I've been flicking thru a few recent posts of others, at mo, no time to contribute, but one point to say is that for those who are going thru hard times, the best thing to do is look after yourself, be strong, and you will then be in a position to try and recover from your predicament with whatever route you desire. Clear, calm etc. E.g. recent post about someone having alcohol / upset issues at partner friends etc. If you desire to try and fix something, look after yourself, bring yourself up, and you will be in the best position to try. Hopefully you get the outcome you want. If it doesn't work that way, you are already a much stronger person.
For me, what's left, is a new start on 28/11, leaving Ireland for the last time, positive, not worried about anything, have a plan, just have not yet decided on location. 3 month study sabbatical now. Might stay in south UK, or Estonia, either way, one quick trip to see 2 friends again in Strasbourg & Hague after leaving Ireland, then decide middle Dec where to go.
Bikerboy - you would've enjoyed it !! 220kph Lux -> Trier with 89p/litre diesel.
Tx 2 XLCX KK AR DC CC amongst others, even thou they'll never see this, they know they were great.....
worldbtp
20th November 2010, 02:37 AM
attached files, start.jpg, in Luxembourg (first time), car clean & bike attached. end.jpg, back in Ireland, dirty car, no bike - the bike was coming off at high speeds, had to leave it in Lux on the 2nd trip there... oops.

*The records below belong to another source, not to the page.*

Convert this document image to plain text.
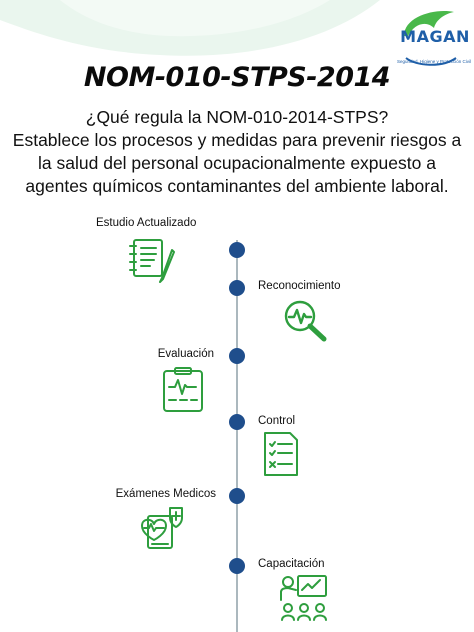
MAGAN
Seguridad, Higiene y Protección Civil
NOM-010-STPS-2014

¿Qué regula la NOM-010-2014-STPS?

Establece los procesos y medidas para prevenir riesgos a la salud del personal ocupacionalmente expuesto a agentes químicos contaminantes del ambiente laboral.

Estudio Actualizado
Reconocimiento
Evaluación
Control
Exámenes Medicos
Capacitación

road part of the trip (v. rough) : http://bit.ly/dlAnKN
Faro, Barcelona, St Emillion & Paris via plane.
Helen_uk
20th November 2010, 10:42 AM
Hi Pete,
I was only wondering the other day how your trip went, good to hear you enjoyed it . I think you've handled the whole thing really well with compassion but also with an eye to your own future . At the end that's all any of us can hope for .
I hope things work out well , both for you and your wife .
Helen
worldbtp
20th June 2011, 01:26 AM
Little update I suppose.... all fine, cordial, supportive, nisi I'm told will be stamped middle next month, 6 weeks later is absolute.
Helping her move to UK at some point.
Most confusing time of my life that was :confused: (at the time) but now rather interestingly calm.